Here at the blog, we feel pretty strongly that trustees and regents should not see their jobs as much more than hiring and firing presidents and raising money, so we’re pretty sympathetic to the idea of not giving more authority to politically appointed rich people who show up for a meeting every couple of months and may or may not know anything about universities.
So the accountability argument would have been interesting if . . . any of the bills under consideration had actually given tuition-setting authority to trustees and regents. But none of them did. The Senate bill and Representative Wallace’s bill had clearly defined limits on tuition increases and Representative Anderson’s bill didn’t really give anybody authority to do anything.
All the bluster about who is elected and accountable and who isn’t was really beside the point. And at the end of the day, as almost every other state in the nation has demonstrated, it doesn’t really matter who sets tuition. What matters is who appropriates state funds to universities, and that will always be the legislature, and as long as those appropriations keep going down, tuition will keep going up.
The nadir of the hearing came when Representative Wallace pushed the whole moral high ground thing too far and gratuitously called the universities untrustworthy liars. She did this in response to University of Washington President Mark Emmert’s testimony. The whole exchange is worth watching here:
In response to all the emphasis on accountability, President Emmert points out what everyone from the universities has been trying to point out for a while: pound for pound and dollar for dollar, Washington’s universities are the best in the country. We’ve felt compelled to point this out at every opportunity in response to all the blog commenters, op-ed writers, and legislators who, no matter how much evidence they see to the contrary, continue to feel that if the universities just cut out all the bloat, greed, and corruption, we’d be O.K.
In her response, Representative Wallace doesn’t go quite that far (although she has in the past), but she does continue to pick at a sore that has tormented her since the end of last year’s legislative session. After last year’s cuts, the universities, the Council of Presidents, and this blog have regularly pointed to the fact that state appropriations to universities were cut by an average of 23%. This has stuck in the craw of Representative Wallace and some other legislators who feel that we haven’t been appropriately grateful to them for the “hard vote” they took to let the universities double the statutory tuition increases in order to mitigate some of that cut.
Well, O.K., but the point of highlighting how state support for universities has been steadily declining has not been to show up Representative Wallace or anybody else.

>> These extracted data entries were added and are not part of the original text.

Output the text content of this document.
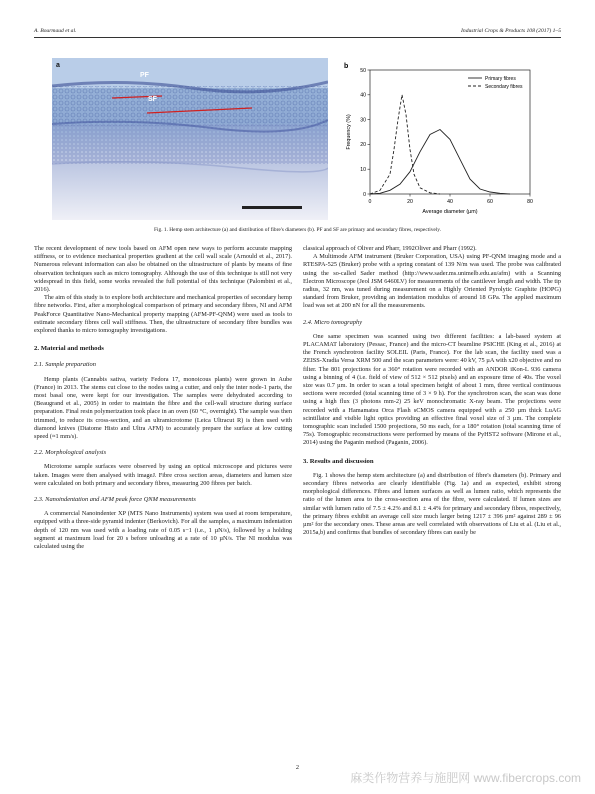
A. Bourmaud et al.	Industrial Crops & Products 108 (2017) 1–5
a
PF
SF
b
0	20	40	60	80
0
10
20
30
40
50
Average diameter (µm)
Frequency (%)
Primary fibres
Secondary fibres
Fig. 1. Hemp stem architecture (a) and distribution of fibre's diameters (b). PF and SF are primary and secondary fibres, respectively.

The recent development of new tools based on AFM open new ways to perform accurate mapping stiffness, or to evidence mechanical properties gradient at the cell wall scale (Arnould et al., 2017). Numerous relevant information can also be obtained on the ultrastructure of plants by means of fine observation techniques such as micro tomography. Although the use of this technique is still not very widespread in this field, some works revealed the full potential of this technique (Palombini et al., 2016).

The aim of this study is to explore both architecture and mechanical properties of secondary hemp fibre networks. First, after a morphological comparison of primary and secondary fibres, NI and AFM PeakForce Quantitative Nano-Mechanical property mapping (AFM-PF-QNM) were used as tools to estimate secondary fibres cell wall stiffness. Then, the ultrastructure of secondary fibre bundles was explored thanks to micro tomography investigations.

2. Material and methods
2.1. Sample preparation

Hemp plants (Cannabis sativa, variety Fedora 17, monoicous plants) were grown in Aube (France) in 2013. The stems cut close to the nodes using a cutter, and only the inter node-1 parts, the most basal one, were kept for our investigation. The samples were dehydrated according to (Beaugrand et al., 2005) in order to maintain the fibre and the cell-wall structure during surface preparation. Final resin polymerization took place in an oven (60 °C, overnight). The sample was then trimmed, to reduce its cross-section, and an ultramicrotome (Leica Ultracut R) is then used with diamond knives (Diatome Histo and Ultra AFM) to accurately prepare the surface at low cutting speed (≈1 mm/s).

2.2. Morphological analysis

Microtome sample surfaces were observed by using an optical microscope and pictures were taken. Images were then analysed with imageJ. Fibre cross section areas, diameters and lumen size were calculated on both primary and secondary fibres, measuring 200 fibres per batch.

2.3. Nanoindentation and AFM peak force QNM measurements

A commercial Nanoindenter XP (MTS Nano Instruments) system was used at room temperature, equipped with a three-side pyramid indenter (Berkovich). For all the samples, a maximum indentation depth of 120 nm was used with a loading rate of 0.05 s−1 (i.e., 1 µN/s), followed by a holding segment at maximum load for 20 s before unloading at a rate of 10 µN/s. The NI modulus was calculated using the

classical approach of Oliver and Pharr, 1992Oliver and Pharr (1992).

A Multimode AFM instrument (Bruker Corporation, USA) using PF-QNM imaging mode and a RTESPA-525 (Bruker) probe with a spring constant of 139 N/m was used. The probe was calibrated using the so-called Sader method (http://www.sader.ms.unimelb.edu.au/afm) with a Scanning Electron Microscope (Jeol JSM 6460LV) for measurements of the cantilever length and width. The tip radius, 32 nm, was tuned during measurement on a Highly Oriented Pyrolytic Graphite (HOPG) standard from Bruker, providing an indentation modulus of around 18 GPa. The applied maximum load was set at 200 nN for all the measurements.

2.4. Micro tomography

One same specimen was scanned using two different facilities: a lab-based system at PLACAMAT laboratory (Pessac, France) and the micro-CT beamline PSICHE (King et al., 2016) at the French synchrotron facility SOLEIL (Paris, France). For the lab scan, the facility used was a ZEISS-Xradia Versa XRM 500 and the scan parameters were: 40 kV, 75 µA with x20 objective and no filter. The 801 projections for a 360° rotation were recorded with an ANDOR iKon-L 936 camera using a binning of 4 (i.e. field of view of 512 × 512 pixels) and an exposure time of 40s. The voxel size was 0.7 µm. In order to scan a total specimen height of about 1 mm, three vertical continuous sections were recorded (total scanning time of 3 × 9 h). For the synchrotron scan, the scan was done using a high flux (3 photons mm-2) 25 keV monochromatic X-ray beam. The projections were recorded with a Hamamatsu Orca Flash sCMOS camera equipped with a 250 µm thick LuAG scintillator and visible light optics providing an effective final voxel size of 3 µm. The complete tomographic scan included 1500 projections, 50 ms each, for a 180° rotation (total scanning time of 75s). Tomographic reconstructions were performed by means of the PyHST2 software (Mirone et al., 2014) using the Paganin method (Paganin, 2006).

3. Results and discussion

Fig. 1 shows the hemp stem architecture (a) and distribution of fibre's diameters (b). Primary and secondary fibres networks are clearly identifiable (Fig. 1a) and as expected, exhibit strong morphological differences. Fibres and lumen surfaces as well as lumen ratio, which represents the ratio of the lumen area to the cross-section area of the fibre, were calculated. If lumen sizes are similar with lumen ratio of 7.5 ± 4.2% and 8.1 ± 4.4% for primary and secondary fibres, respectively, the primary fibres exhibit an average cell size much larger being 1217 ± 396 µm² against 289 ± 96 µm² for the secondary ones. These areas are well correlated with observations of Liu et al. (Liu et al., 2015a,b) and confirms that bundles of secondary fibres can easily be

2
麻类作物营养与施肥网 www.fibercrops.com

It has been to try to show how such underfunding threatens to seriously compromise our students’ education, and to try to make 4-year higher education more of a priority for the state. And it seems ironic at best to chastise the universities for not crowing about tuition increases in a hearing where everyone is beating on the universities for wanting the authority to raise tuition. And to call the information about state appropriation cuts “misleading” and declare them a reason to be forever vigilant against university dishonesty and skullduggery is just beyond the pale.
Washington’s universities had their state appropriations cut by over $400 million last year, and we’re looking at another $45 million cut this year. Our total funding (state appropriations and tuition) ranks 48th in the nation. It’s time to stop talking about how to further regulate and control the best universities in the country and start talking about how to fund them.